A wave of pure kinetic energy, amplified by the unicorn’s horn, rushed out ahead of us like a fast-moving river and broke upon the enemy in a tsunami. Bodies flew from our path as if swatted away by God’s heaviest driver. I don’t mean they flew back, either. I threw them up, like thirty feet up, and before they could come down again we’d sprinted underneath them, so that the unicorn’s hooves were constantly coming down on open ground. From a distance, it must have looked like some enormous gardener had taken a hurricane-force leaf blower to the enemy.
“Holy moly!” shouted Butters.
The unicorn let out a bellowing sound that would have been more appropriate to maybe a bear or a tiger or a low-flying Concorde, and for several seconds the world became a confusing blur of bodies twirling into the air, screams, and flying thunderbolts of excess energy bleeding into the night.
The unicorn blew past the enemy lines and into the clear on the other side—and we started taking gunfire almost instantly. The unicorn didn’t slow down but started running serpentine, snaking left and right with what felt like enough g-force to give me whiplash. Targets moving like that are difficult to hit even in a practice scenario, much less in adrenaline-charged real life, but I was so busy holding on for my life that I couldn’t possibly have brought a counterattack to bear. I couldn’t even see where the fire was coming from.
I looked over my shoulder and caught a frenzied glimpse of King Corb bearing a staff of what looked like coral, pointing a finger at the ground ahead of us and shrieking.
And I realized that the problem with having all that power to work with was that the enemy got to work with it, too.
The ground ahead of us suddenly darkened. The unicorn tried to twist and evade it, but Corb had timed it perfectly and the creature was moving too fast.
I poured my will into my beleaguered shield bracelet, bringing it up in a tight sphere around Butters and me.
The unicorn hit the patch of darkened earth and plunged into it as if it were liquid. Salty brine had mixed with the earth, rendering it into the next best thing to quicksand, arresting the unicorn’s momentum abruptly, and Butters and I flew over its head, hit the ground on the other side, and started rolling.

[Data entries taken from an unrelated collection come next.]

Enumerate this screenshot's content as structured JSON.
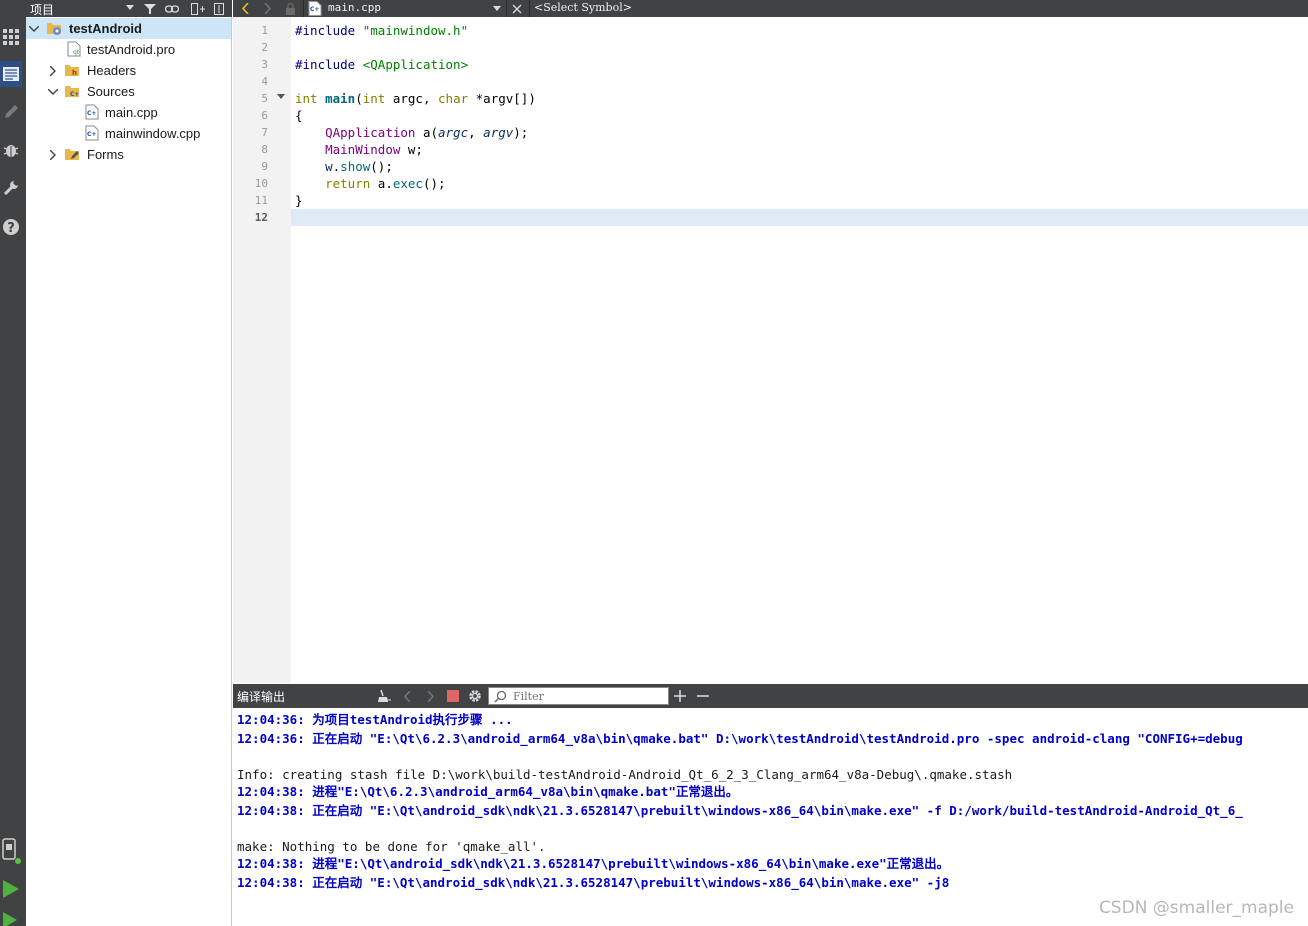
{
  "project_panel": {
    "title": "项目",
    "tree": [
      {
        "label": "testAndroid",
        "kind": "project",
        "expanded": true,
        "selected": true
      },
      {
        "label": "testAndroid.pro",
        "kind": "pro-file"
      },
      {
        "label": "Headers",
        "kind": "folder",
        "expanded": false
      },
      {
        "label": "Sources",
        "kind": "folder",
        "expanded": true
      },
      {
        "label": "main.cpp",
        "kind": "cpp-file"
      },
      {
        "label": "mainwindow.cpp",
        "kind": "cpp-file"
      },
      {
        "label": "Forms",
        "kind": "folder",
        "expanded": false
      }
    ]
  },
  "editor": {
    "filename": "main.cpp",
    "symbol": "<Select Symbol>",
    "current_line": "12",
    "line_numbers": [
      "1",
      "2",
      "3",
      "4",
      "5",
      "6",
      "7",
      "8",
      "9",
      "10",
      "11",
      "12"
    ],
    "lines": [
      "#include \"mainwindow.h\"",
      "",
      "#include <QApplication>",
      "",
      "int main(int argc, char *argv[])",
      "{",
      "    QApplication a(argc, argv);",
      "    MainWindow w;",
      "    w.show();",
      "    return a.exec();",
      "}",
      ""
    ]
  },
  "output": {
    "title": "编译输出",
    "filter_placeholder": "Filter",
    "lines": [
      {
        "text": "12:04:36: 为项目testAndroid执行步骤 ...",
        "style": "blue"
      },
      {
        "text": "12:04:36: 正在启动 \"E:\\Qt\\6.2.3\\android_arm64_v8a\\bin\\qmake.bat\" D:\\work\\testAndroid\\testAndroid.pro -spec android-clang \"CONFIG+=debug",
        "style": "blue"
      },
      {
        "text": "",
        "style": "plain"
      },
      {
        "text": "Info: creating stash file D:\\work\\build-testAndroid-Android_Qt_6_2_3_Clang_arm64_v8a-Debug\\.qmake.stash",
        "style": "plain"
      },
      {
        "text": "12:04:38: 进程\"E:\\Qt\\6.2.3\\android_arm64_v8a\\bin\\qmake.bat\"正常退出。",
        "style": "blue"
      },
      {
        "text": "12:04:38: 正在启动 \"E:\\Qt\\android_sdk\\ndk\\21.3.6528147\\prebuilt\\windows-x86_64\\bin\\make.exe\" -f D:/work/build-testAndroid-Android_Qt_6_",
        "style": "blue"
      },
      {
        "text": "",
        "style": "plain"
      },
      {
        "text": "make: Nothing to be done for 'qmake_all'.",
        "style": "plain"
      },
      {
        "text": "12:04:38: 进程\"E:\\Qt\\android_sdk\\ndk\\21.3.6528147\\prebuilt\\windows-x86_64\\bin\\make.exe\"正常退出。",
        "style": "blue"
      },
      {
        "text": "12:04:38: 正在启动 \"E:\\Qt\\android_sdk\\ndk\\21.3.6528147\\prebuilt\\windows-x86_64\\bin\\make.exe\" -j8",
        "style": "blue"
      }
    ]
  },
  "watermark": "CSDN @smaller_maple",
  "colors": {
    "toolbar_bg": "#404244",
    "selection_bg": "#cde6f7",
    "current_line_bg": "#dfeaf7",
    "output_blue": "#0000c8",
    "keyword": "#808000",
    "preprocessor": "#000080",
    "string": "#008000",
    "type": "#800080"
  }
}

We were heading straight for Columbus, bouncing like a cannonball. If we hit that concrete wall along the upper level of the park, we’d be splattered against the inside of my own shield, so I started layering its interior with kinetic force and letting the outer layers be ripped off by our impacts with the ground, slowing us and shedding our energy in the form of heat. We left a trail of bouncing ball prints in scorched earth and concrete, and by the time we hit the wall, we’d shed enough momentum that it didn’t feel much worse than a moderate traffic collision—which is to say it was loud and terrifying and painful, but we survived.